If you’re grilling up some fajitas or ribs this summer, be sure to include some of this creamy dip on the menu. It will cool the burn as well as add some fresh, bright flavor. If your avocados are still too hard the day before you want to make the dip, place the avocados and a banana in a bag and seal it. Leave them overnight on the kitchen counter and in the morning you will have nice, soft, ripe avocados. It really works!
I apologize in advance for not having an exact recipe for you. Unfortunately, like pico, guacamole is not an exact science. It really is a “to taste” recipe. Here are the basics to get you started:
Guacamolemakes about 2-4 cups depending on number and size of avocados, etc..
- 6-12 soft, ripe avocados depending on the size (6 large avocados)
- 2-4 plum or Roma tomatoes
- 1/4 of a purple onion, finely diced
- 2 cloves garlic, minced
- 1 jalapeno or serranos
- fresh cilantro
- 1 limes
- Corn tortilla chips
- Cut the avocados in half, removing the seed and stem, and scoop the soft green and yellow flesh into a large bowl.
- Quarter the tomatoes and scoop out the seeds then finely dice the flesh, set aside with the finely diced red onion and minced garlic.
- Finely dice the green flesh of the peppers you are using and set aside. Serranos are hotter than jalapenos but with either one the heat is in the white seeds and ribs. I would start with just the green and add in seeds to taste.
- Remove long stems from a bunch of cilantro, don’t worry about where the leaves connect to the stem, a little is ok. Roughly chop cilantro and set aside.
- Lightly mash the avocado and stir in about 1/2 the tomato and onion and some peppers and cilantro. Add the juice of 1/2 lime and about 1 tsp of salt. Taste.

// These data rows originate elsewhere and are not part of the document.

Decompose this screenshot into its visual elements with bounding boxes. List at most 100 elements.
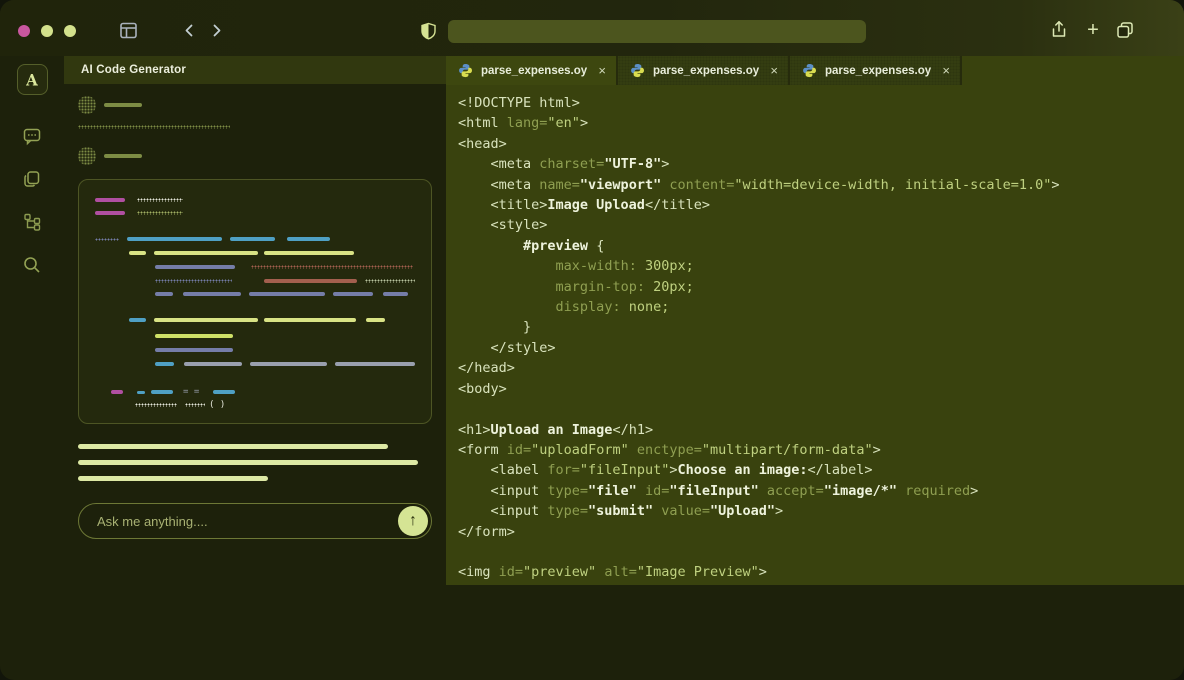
skeleton-bar: [183, 292, 241, 296]
tab-label: parse_expenses.oy: [653, 65, 762, 77]
code-line: [458, 542, 1184, 562]
skeleton-bar: [155, 265, 235, 269]
skeleton-bar: [230, 237, 275, 241]
traffic-lights: [18, 25, 76, 37]
window-layout-icon[interactable]: [119, 21, 138, 40]
tab-label: parse_expenses.oy: [481, 65, 590, 77]
assistant-panel: AI Code Generator = =( ) ↑: [64, 56, 446, 680]
skeleton-code-row: [95, 198, 415, 202]
skeleton-code-row: [95, 318, 415, 322]
skeleton-bar: [154, 318, 258, 322]
skeleton-bar: [95, 198, 125, 202]
minimize-button[interactable]: [41, 25, 53, 37]
forward-button[interactable]: [209, 23, 224, 38]
tab-label: parse_expenses.oy: [825, 65, 934, 77]
code-line: <meta charset="UTF-8">: [458, 154, 1184, 174]
code-line: <h1>Upload an Image</h1>: [458, 420, 1184, 440]
skeleton-bar: [137, 211, 183, 215]
skeleton-code-row: [95, 237, 415, 241]
tab-close-icon[interactable]: ×: [598, 63, 606, 78]
code-line: <html lang="en">: [458, 113, 1184, 133]
send-button[interactable]: ↑: [398, 506, 428, 536]
skeleton-row: [78, 460, 432, 465]
skeleton-bar: [78, 460, 418, 465]
skeleton-bar: [264, 279, 357, 283]
tab-close-icon[interactable]: ×: [770, 63, 778, 78]
skeleton-bar: [129, 318, 146, 322]
address-bar[interactable]: [448, 20, 866, 43]
code-line: <input type="file" id="fileInput" accept…: [458, 481, 1184, 501]
editor-tab[interactable]: parse_expenses.oy ×: [446, 56, 618, 85]
skeleton-row: [78, 125, 432, 129]
tab-close-icon[interactable]: ×: [942, 63, 950, 78]
sidebar: A: [0, 56, 64, 680]
prompt-input[interactable]: [97, 514, 398, 529]
skeleton-bar: [155, 279, 232, 283]
share-icon[interactable]: [1050, 20, 1068, 40]
code-line: <title>Image Upload</title>: [458, 195, 1184, 215]
skeleton-bar: [137, 391, 145, 394]
skeleton-outro: [78, 444, 432, 481]
skeleton-bar: [264, 251, 354, 255]
skeleton-bar: [335, 362, 415, 366]
skeleton-bar: [264, 318, 356, 322]
skeleton-bar: [184, 362, 242, 366]
skeleton-code-block: = =( ): [78, 179, 432, 424]
skeleton-bar: [155, 348, 233, 352]
code-line: <!DOCTYPE html>: [458, 93, 1184, 113]
skeleton-bar: [95, 211, 125, 215]
skeleton-code-row: [95, 279, 415, 283]
code-line: </head>: [458, 358, 1184, 378]
code-line: display: none;: [458, 297, 1184, 317]
panel-header: AI Code Generator: [64, 56, 446, 84]
app-logo-button[interactable]: A: [17, 64, 48, 95]
documents-icon[interactable]: [15, 162, 49, 196]
skeleton-bar: [78, 125, 230, 129]
skeleton-bar: [129, 251, 146, 255]
skeleton-code-row: [95, 292, 415, 296]
new-tab-icon[interactable]: +: [1084, 19, 1102, 41]
code-line: [458, 399, 1184, 419]
skeleton-avatar: [78, 147, 96, 165]
skeleton-bar: [249, 292, 325, 296]
python-icon: [630, 63, 645, 78]
code-line: </form>: [458, 522, 1184, 542]
skeleton-bar: [104, 154, 142, 158]
code-line: <meta name="viewport" content="width=dev…: [458, 175, 1184, 195]
prompt-input-container: ↑: [78, 503, 432, 539]
code-area[interactable]: <!DOCTYPE html><html lang="en"><head> <m…: [446, 85, 1184, 585]
close-button[interactable]: [18, 25, 30, 37]
editor-tab[interactable]: parse_expenses.oy ×: [790, 56, 962, 85]
back-button[interactable]: [182, 23, 197, 38]
skeleton-bar: [365, 279, 415, 283]
skeleton-row: [78, 147, 432, 165]
arrow-up-icon: ↑: [409, 513, 417, 529]
code-line: </style>: [458, 338, 1184, 358]
skeleton-bar: [333, 292, 373, 296]
workflow-icon[interactable]: [15, 205, 49, 239]
skeleton-bar: [155, 334, 233, 338]
skeleton-row: [78, 444, 432, 449]
skeleton-bar: [251, 265, 413, 269]
skeleton-bar: [127, 237, 222, 241]
code-line: <form id="uploadForm" enctype="multipart…: [458, 440, 1184, 460]
code-line: <input type="submit" value="Upload">: [458, 501, 1184, 521]
maximize-button[interactable]: [64, 25, 76, 37]
code-line: #preview {: [458, 236, 1184, 256]
skeleton-bar: [111, 390, 123, 394]
window-topbar: +: [0, 0, 1184, 56]
python-icon: [458, 63, 473, 78]
skeleton-intro: [78, 96, 432, 165]
code-line: max-width: 300px;: [458, 256, 1184, 276]
chat-icon[interactable]: [15, 119, 49, 153]
shield-icon[interactable]: [420, 22, 437, 40]
python-icon: [802, 63, 817, 78]
panel-title: AI Code Generator: [81, 64, 186, 76]
editor-tab[interactable]: parse_expenses.oy ×: [618, 56, 790, 85]
skeleton-text: = =: [183, 390, 199, 394]
search-icon[interactable]: [15, 248, 49, 282]
tab-overview-icon[interactable]: [1115, 20, 1135, 40]
app-logo: A: [26, 70, 38, 89]
skeleton-bar: [135, 403, 177, 407]
skeleton-code-row: [95, 348, 415, 352]
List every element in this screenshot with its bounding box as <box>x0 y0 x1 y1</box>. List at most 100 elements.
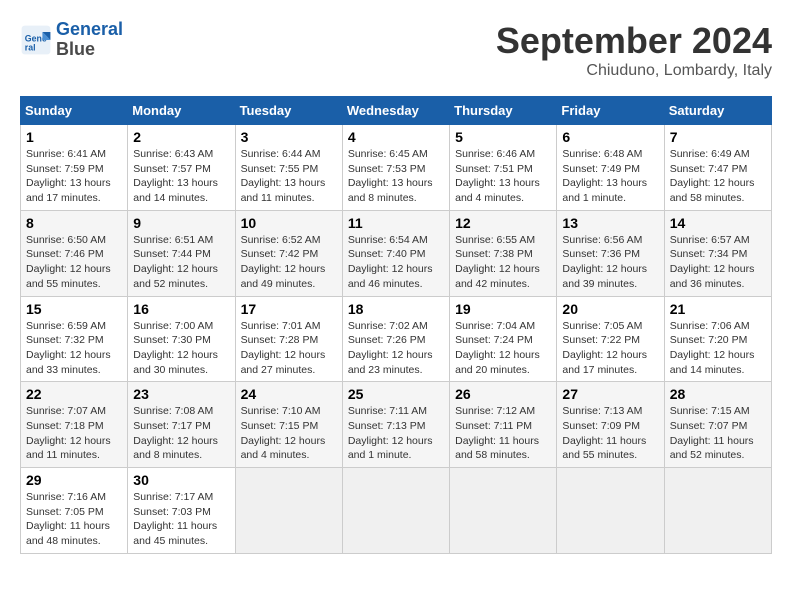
calendar-day-cell <box>450 468 557 554</box>
day-number: 20 <box>562 301 658 317</box>
day-number: 8 <box>26 215 122 231</box>
calendar-table: Sunday Monday Tuesday Wednesday Thursday… <box>20 96 772 554</box>
day-number: 15 <box>26 301 122 317</box>
day-number: 3 <box>241 129 337 145</box>
calendar-day-cell: 29Sunrise: 7:16 AM Sunset: 7:05 PM Dayli… <box>21 468 128 554</box>
calendar-day-cell: 5Sunrise: 6:46 AM Sunset: 7:51 PM Daylig… <box>450 125 557 211</box>
title-block: September 2024 Chiuduno, Lombardy, Italy <box>496 20 772 80</box>
day-info: Sunrise: 6:49 AM Sunset: 7:47 PM Dayligh… <box>670 147 766 206</box>
day-info: Sunrise: 6:48 AM Sunset: 7:49 PM Dayligh… <box>562 147 658 206</box>
calendar-day-cell <box>235 468 342 554</box>
day-number: 2 <box>133 129 229 145</box>
calendar-day-cell: 15 Sunrise: 6:59 AM Sunset: 7:32 PM Dayli… <box>21 296 128 382</box>
day-number: 6 <box>562 129 658 145</box>
calendar-day-cell: 20 Sunrise: 7:05 AM Sunset: 7:22 PM Dayli… <box>557 296 664 382</box>
calendar-day-cell: 27Sunrise: 7:13 AM Sunset: 7:09 PM Dayli… <box>557 382 664 468</box>
day-number: 30 <box>133 472 229 488</box>
day-number: 26 <box>455 386 551 402</box>
day-info: Sunrise: 7:17 AM Sunset: 7:03 PM Dayligh… <box>133 490 229 549</box>
logo-icon: Gene- ral <box>20 24 52 56</box>
calendar-day-cell: 2Sunrise: 6:43 AM Sunset: 7:57 PM Daylig… <box>128 125 235 211</box>
day-number: 21 <box>670 301 766 317</box>
day-info: Sunrise: 6:57 AM Sunset: 7:34 PM Dayligh… <box>670 233 766 292</box>
calendar-day-cell: 6 Sunrise: 6:48 AM Sunset: 7:49 PM Daylig… <box>557 125 664 211</box>
calendar-day-cell <box>557 468 664 554</box>
day-number: 1 <box>26 129 122 145</box>
day-number: 29 <box>26 472 122 488</box>
col-saturday: Saturday <box>664 97 771 125</box>
day-number: 24 <box>241 386 337 402</box>
day-info: Sunrise: 6:59 AM Sunset: 7:32 PM Dayligh… <box>26 319 122 378</box>
day-info: Sunrise: 6:41 AM Sunset: 7:59 PM Dayligh… <box>26 147 122 206</box>
calendar-day-cell: 23 Sunrise: 7:08 AM Sunset: 7:17 PM Dayli… <box>128 382 235 468</box>
col-monday: Monday <box>128 97 235 125</box>
calendar-day-cell: 26Sunrise: 7:12 AM Sunset: 7:11 PM Dayli… <box>450 382 557 468</box>
day-number: 12 <box>455 215 551 231</box>
day-info: Sunrise: 7:08 AM Sunset: 7:17 PM Dayligh… <box>133 404 229 463</box>
location-title: Chiuduno, Lombardy, Italy <box>496 62 772 80</box>
day-number: 25 <box>348 386 444 402</box>
calendar-header-row: Sunday Monday Tuesday Wednesday Thursday… <box>21 97 772 125</box>
calendar-day-cell: 4 Sunrise: 6:45 AM Sunset: 7:53 PM Daylig… <box>342 125 449 211</box>
day-number: 11 <box>348 215 444 231</box>
day-number: 22 <box>26 386 122 402</box>
col-thursday: Thursday <box>450 97 557 125</box>
calendar-day-cell: 12 Sunrise: 6:55 AM Sunset: 7:38 PM Dayli… <box>450 210 557 296</box>
calendar-day-cell: 21 Sunrise: 7:06 AM Sunset: 7:20 PM Dayli… <box>664 296 771 382</box>
calendar-day-cell: 1 Sunrise: 6:41 AM Sunset: 7:59 PM Daylig… <box>21 125 128 211</box>
day-info: Sunrise: 7:06 AM Sunset: 7:20 PM Dayligh… <box>670 319 766 378</box>
calendar-day-cell <box>664 468 771 554</box>
calendar-day-cell <box>342 468 449 554</box>
day-info: Sunrise: 6:54 AM Sunset: 7:40 PM Dayligh… <box>348 233 444 292</box>
calendar-day-cell: 18 Sunrise: 7:02 AM Sunset: 7:26 PM Dayli… <box>342 296 449 382</box>
day-info: Sunrise: 7:04 AM Sunset: 7:24 PM Dayligh… <box>455 319 551 378</box>
calendar-day-cell: 14 Sunrise: 6:57 AM Sunset: 7:34 PM Dayli… <box>664 210 771 296</box>
day-number: 18 <box>348 301 444 317</box>
calendar-day-cell: 3 Sunrise: 6:44 AM Sunset: 7:55 PM Daylig… <box>235 125 342 211</box>
day-info: Sunrise: 7:01 AM Sunset: 7:28 PM Dayligh… <box>241 319 337 378</box>
calendar-day-cell: 28 Sunrise: 7:15 AM Sunset: 7:07 PM Dayli… <box>664 382 771 468</box>
day-number: 7 <box>670 129 766 145</box>
calendar-day-cell: 9Sunrise: 6:51 AM Sunset: 7:44 PM Daylig… <box>128 210 235 296</box>
logo: Gene- ral GeneralBlue <box>20 20 123 60</box>
day-number: 14 <box>670 215 766 231</box>
calendar-day-cell: 19 Sunrise: 7:04 AM Sunset: 7:24 PM Dayli… <box>450 296 557 382</box>
day-info: Sunrise: 7:02 AM Sunset: 7:26 PM Dayligh… <box>348 319 444 378</box>
day-info: Sunrise: 6:45 AM Sunset: 7:53 PM Dayligh… <box>348 147 444 206</box>
day-number: 23 <box>133 386 229 402</box>
day-number: 5 <box>455 129 551 145</box>
col-wednesday: Wednesday <box>342 97 449 125</box>
svg-text:ral: ral <box>25 42 36 52</box>
calendar-day-cell: 24 Sunrise: 7:10 AM Sunset: 7:15 PM Dayli… <box>235 382 342 468</box>
calendar-day-cell: 10 Sunrise: 6:52 AM Sunset: 7:42 PM Dayli… <box>235 210 342 296</box>
day-info: Sunrise: 6:50 AM Sunset: 7:46 PM Dayligh… <box>26 233 122 292</box>
day-info: Sunrise: 6:52 AM Sunset: 7:42 PM Dayligh… <box>241 233 337 292</box>
calendar-week-row: 29Sunrise: 7:16 AM Sunset: 7:05 PM Dayli… <box>21 468 772 554</box>
day-info: Sunrise: 7:10 AM Sunset: 7:15 PM Dayligh… <box>241 404 337 463</box>
logo-text: GeneralBlue <box>56 20 123 60</box>
day-info: Sunrise: 7:15 AM Sunset: 7:07 PM Dayligh… <box>670 404 766 463</box>
calendar-day-cell: 7 Sunrise: 6:49 AM Sunset: 7:47 PM Daylig… <box>664 125 771 211</box>
day-info: Sunrise: 6:56 AM Sunset: 7:36 PM Dayligh… <box>562 233 658 292</box>
day-info: Sunrise: 6:44 AM Sunset: 7:55 PM Dayligh… <box>241 147 337 206</box>
day-info: Sunrise: 7:11 AM Sunset: 7:13 PM Dayligh… <box>348 404 444 463</box>
calendar-week-row: 1 Sunrise: 6:41 AM Sunset: 7:59 PM Daylig… <box>21 125 772 211</box>
day-number: 28 <box>670 386 766 402</box>
month-title: September 2024 <box>496 20 772 62</box>
calendar-day-cell: 25 Sunrise: 7:11 AM Sunset: 7:13 PM Dayli… <box>342 382 449 468</box>
day-number: 4 <box>348 129 444 145</box>
col-sunday: Sunday <box>21 97 128 125</box>
day-number: 10 <box>241 215 337 231</box>
day-number: 19 <box>455 301 551 317</box>
day-info: Sunrise: 6:55 AM Sunset: 7:38 PM Dayligh… <box>455 233 551 292</box>
calendar-day-cell: 16Sunrise: 7:00 AM Sunset: 7:30 PM Dayli… <box>128 296 235 382</box>
page-header: Gene- ral GeneralBlue September 2024 Chi… <box>20 20 772 80</box>
day-info: Sunrise: 7:07 AM Sunset: 7:18 PM Dayligh… <box>26 404 122 463</box>
day-number: 27 <box>562 386 658 402</box>
day-number: 16 <box>133 301 229 317</box>
col-friday: Friday <box>557 97 664 125</box>
calendar-day-cell: 30 Sunrise: 7:17 AM Sunset: 7:03 PM Dayli… <box>128 468 235 554</box>
day-info: Sunrise: 7:05 AM Sunset: 7:22 PM Dayligh… <box>562 319 658 378</box>
calendar-day-cell: 11 Sunrise: 6:54 AM Sunset: 7:40 PM Dayli… <box>342 210 449 296</box>
day-number: 9 <box>133 215 229 231</box>
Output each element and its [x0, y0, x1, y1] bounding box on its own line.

- Here’s where you have to use your own judgement: add more tomato, onion, pepper or seeds, cilantro, lime juice and salt as desired until it tastes the way you’d like.
- Serve right away, guacamole doesn’t keep long although the more lime juice you use the longer it will keep.
Here’s a trick to making your guacamole last a couple days in the fridge. Don’t let it stay exposed to the air. Once you are done with it, scoop it into an airtight container, then use a sheet of plastic wrap and press it right up against the guacamole and up the sides of the container before putting the lid on. This can help the guacamole last as many as 2-3 days. Although it will always be best freshly made. Some people swear by leaving one of the avocado pits in the guacamole. I have tried it and I am not sure it worked any better than just keeping it covered.
You’ll notice Guacamole is essentially just mashed avocado with some pico stirred in, you can definitely make it this way. We really like the flavor of red onion in guac and white onion in pico but if you have left over pico, by all means make up some guacamole with it.